Doom is master of all.

08Sep12

Oddly enough, after catching up with some of the second season of Avengers: EMH, I found myself thinking about Doctor Doom and the Fantastic Four. I couldn’t tell you what chain of thought lead to that, but it led me to the conclusion that Doctor Doom’s origin works best in its original form, and that it is a mistake to tie it into the creation of the Fantastic Four. It’s an understandable mistake, but it leads to watering down one of comic’s best villains.

From a character standpoint, I understand the impulse. The original origin for Doom was probably hastily thrown together by Lee and Kirby, to briefly explain why this random guy in armor and a tunic hates Reed Richards so much.
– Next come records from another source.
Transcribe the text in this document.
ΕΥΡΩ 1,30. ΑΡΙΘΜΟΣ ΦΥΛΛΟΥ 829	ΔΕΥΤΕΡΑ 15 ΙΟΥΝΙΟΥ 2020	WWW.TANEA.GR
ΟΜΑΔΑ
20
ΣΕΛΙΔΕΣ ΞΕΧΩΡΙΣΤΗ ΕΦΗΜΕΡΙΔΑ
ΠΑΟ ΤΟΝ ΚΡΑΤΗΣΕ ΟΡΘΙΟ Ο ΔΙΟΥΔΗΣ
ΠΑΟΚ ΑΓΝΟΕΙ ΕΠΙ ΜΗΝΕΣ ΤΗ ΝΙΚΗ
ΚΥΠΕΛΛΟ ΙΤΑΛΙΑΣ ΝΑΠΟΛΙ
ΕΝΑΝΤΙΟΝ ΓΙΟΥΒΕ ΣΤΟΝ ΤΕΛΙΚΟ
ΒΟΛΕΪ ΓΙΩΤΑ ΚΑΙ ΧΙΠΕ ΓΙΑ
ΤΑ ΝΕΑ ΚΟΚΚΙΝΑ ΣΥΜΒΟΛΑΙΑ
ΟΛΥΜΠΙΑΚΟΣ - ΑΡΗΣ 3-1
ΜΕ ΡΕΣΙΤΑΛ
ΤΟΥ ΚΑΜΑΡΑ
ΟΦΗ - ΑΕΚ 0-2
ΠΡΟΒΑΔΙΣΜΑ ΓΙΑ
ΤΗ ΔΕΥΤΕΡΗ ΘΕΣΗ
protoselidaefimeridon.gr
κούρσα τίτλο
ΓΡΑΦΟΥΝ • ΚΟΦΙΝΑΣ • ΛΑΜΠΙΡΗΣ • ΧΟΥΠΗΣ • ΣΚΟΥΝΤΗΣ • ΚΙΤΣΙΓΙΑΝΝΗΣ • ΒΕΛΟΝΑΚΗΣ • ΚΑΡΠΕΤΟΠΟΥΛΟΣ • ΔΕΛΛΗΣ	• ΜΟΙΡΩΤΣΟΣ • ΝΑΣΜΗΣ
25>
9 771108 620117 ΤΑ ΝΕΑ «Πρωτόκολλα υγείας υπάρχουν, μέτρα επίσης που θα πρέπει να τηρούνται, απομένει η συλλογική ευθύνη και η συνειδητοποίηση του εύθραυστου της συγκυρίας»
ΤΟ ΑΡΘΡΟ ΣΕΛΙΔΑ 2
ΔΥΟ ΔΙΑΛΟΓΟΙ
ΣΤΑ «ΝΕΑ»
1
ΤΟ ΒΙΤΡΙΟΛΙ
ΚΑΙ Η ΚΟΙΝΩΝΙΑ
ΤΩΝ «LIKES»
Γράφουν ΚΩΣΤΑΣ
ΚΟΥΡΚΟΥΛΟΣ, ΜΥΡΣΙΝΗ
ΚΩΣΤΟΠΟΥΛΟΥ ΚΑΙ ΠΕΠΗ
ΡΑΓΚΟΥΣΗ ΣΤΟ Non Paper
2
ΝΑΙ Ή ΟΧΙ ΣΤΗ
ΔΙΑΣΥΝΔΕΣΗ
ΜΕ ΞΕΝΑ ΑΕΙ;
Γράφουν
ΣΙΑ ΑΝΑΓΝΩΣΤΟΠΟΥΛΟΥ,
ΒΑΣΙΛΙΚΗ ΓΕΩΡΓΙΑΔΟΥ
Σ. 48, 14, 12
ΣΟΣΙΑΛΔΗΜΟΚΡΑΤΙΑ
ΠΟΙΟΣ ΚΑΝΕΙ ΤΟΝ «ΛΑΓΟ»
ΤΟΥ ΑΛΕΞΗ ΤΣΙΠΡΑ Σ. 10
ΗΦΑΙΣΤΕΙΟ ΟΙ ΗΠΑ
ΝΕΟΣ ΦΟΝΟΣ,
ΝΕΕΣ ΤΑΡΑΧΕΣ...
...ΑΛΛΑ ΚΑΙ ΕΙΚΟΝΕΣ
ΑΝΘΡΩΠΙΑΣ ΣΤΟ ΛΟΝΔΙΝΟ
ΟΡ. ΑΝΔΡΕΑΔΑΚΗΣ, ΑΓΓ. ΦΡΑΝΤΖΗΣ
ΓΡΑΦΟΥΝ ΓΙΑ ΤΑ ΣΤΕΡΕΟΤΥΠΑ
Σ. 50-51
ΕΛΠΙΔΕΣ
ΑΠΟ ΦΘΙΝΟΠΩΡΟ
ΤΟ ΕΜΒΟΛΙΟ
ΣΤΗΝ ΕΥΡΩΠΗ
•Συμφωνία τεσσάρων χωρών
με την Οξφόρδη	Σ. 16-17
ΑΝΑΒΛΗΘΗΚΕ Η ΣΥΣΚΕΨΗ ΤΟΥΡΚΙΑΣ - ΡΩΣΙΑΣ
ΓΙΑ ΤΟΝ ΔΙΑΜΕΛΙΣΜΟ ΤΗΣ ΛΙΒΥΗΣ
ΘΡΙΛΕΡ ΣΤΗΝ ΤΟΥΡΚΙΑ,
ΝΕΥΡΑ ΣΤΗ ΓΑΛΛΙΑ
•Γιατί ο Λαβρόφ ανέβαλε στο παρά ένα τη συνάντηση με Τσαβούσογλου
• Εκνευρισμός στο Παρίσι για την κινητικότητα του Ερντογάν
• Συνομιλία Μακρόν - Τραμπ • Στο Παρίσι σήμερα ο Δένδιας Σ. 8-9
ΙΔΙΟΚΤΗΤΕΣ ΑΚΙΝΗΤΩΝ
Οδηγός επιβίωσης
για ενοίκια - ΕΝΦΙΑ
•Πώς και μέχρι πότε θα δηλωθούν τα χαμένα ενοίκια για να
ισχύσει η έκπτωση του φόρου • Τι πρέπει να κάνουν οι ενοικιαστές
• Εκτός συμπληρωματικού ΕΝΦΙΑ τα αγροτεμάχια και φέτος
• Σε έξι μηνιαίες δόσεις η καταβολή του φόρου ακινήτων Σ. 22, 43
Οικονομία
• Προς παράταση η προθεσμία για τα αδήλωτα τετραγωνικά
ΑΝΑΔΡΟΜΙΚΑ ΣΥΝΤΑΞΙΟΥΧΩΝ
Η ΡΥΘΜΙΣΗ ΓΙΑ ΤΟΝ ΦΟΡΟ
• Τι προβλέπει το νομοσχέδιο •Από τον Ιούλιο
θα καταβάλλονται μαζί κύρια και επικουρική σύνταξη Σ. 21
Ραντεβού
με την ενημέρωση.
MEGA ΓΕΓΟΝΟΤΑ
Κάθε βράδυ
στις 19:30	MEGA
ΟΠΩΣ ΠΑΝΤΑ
It’s the kind of anecdote scattered across much of the Silver Age-every one-off villain got their own origin panels, no matter how silly they turned out to be (see Superboy and the loss of Lex Luthor’s hair). There was nothing wrong with this, or with using it for Doom. But from a modern standpoint, it probably looks quaint, or even silly. If you’re going to make Doom hate Richards, why not combine the two accidents together, and make Reed more directly responsible for the creation of his arch-enemy? It’ll make things quicker and simpler, especially since the modern version of Doom’s origin would probably take at least an entire issue to itself.

The problem is that by tying them together, Doom becomes a lesser character. Yes, he becomes more directly involved in Reed’s life pre-Fantastic Four, but the point of Doom is not that Richards did something to him, or that he did something to Richards. It’s that Richards questioned him once, Doom blew him off, and it literally exploded in Doom’s face. He was proven wrong casually by an acquaintance, and it consumes him. Reed didn’t have any motive for saying Doom’s calculations might have been off, and after hearing about Doom’s accident, he probably hoped Victor was okay and then went back to his work. These are two brilliant man with vastly different perspectives on the same incident, one who was minimally involved and the other fundamentally altered by it.

Does that make sense? No. Doom’s reaction and blame for Richards is not just irrational, it is supremely irrational. It is megalomania and paranoia rolled into one very destructive ball, something that oddly enough makes sense for many highly intelligent people that have trouble relating to the average intelligence. It makes no sense whatsoever, and that makes Doom a better villain. His grievance with Richards is completely fictional, and that alone emphasizes his willingness to do whatever it takes to bring down Reed Richards. He will gladly turn his life into ashes for the mere chance to destroy Reed, and then find a way to rebuild and be just as dangerous as before.

If, on the other hand, Richards and Doom were working together on an experiment that transforms them (and the rest of the Fantastic Four) into super humans, then his grievances become harder to dismiss. Maybe he tried to correct an error in Reed’s work, but couldn’t catch all of them in time. Maybe he introduced errors that caused the accident, but did so to fix previous errors before they could be caught by Reed. The point is that his direct involvement with Reed changes his motivation, so it’s not as inherently irrational and dangerous. It even runs the risk of making him a sympathetic figure, something that doesn’t fit with a mad scientist dictator at all. Sure, the narrative will state that Richards isn’t at fault for turning Doom into some kind of metallic goat man, but it’ll be hard to avoid wondering if Doom has a point. And Doom should not have a good point. He is someone who will do terrible things in service for a revenge that is completely unjustified, which should always be remembered.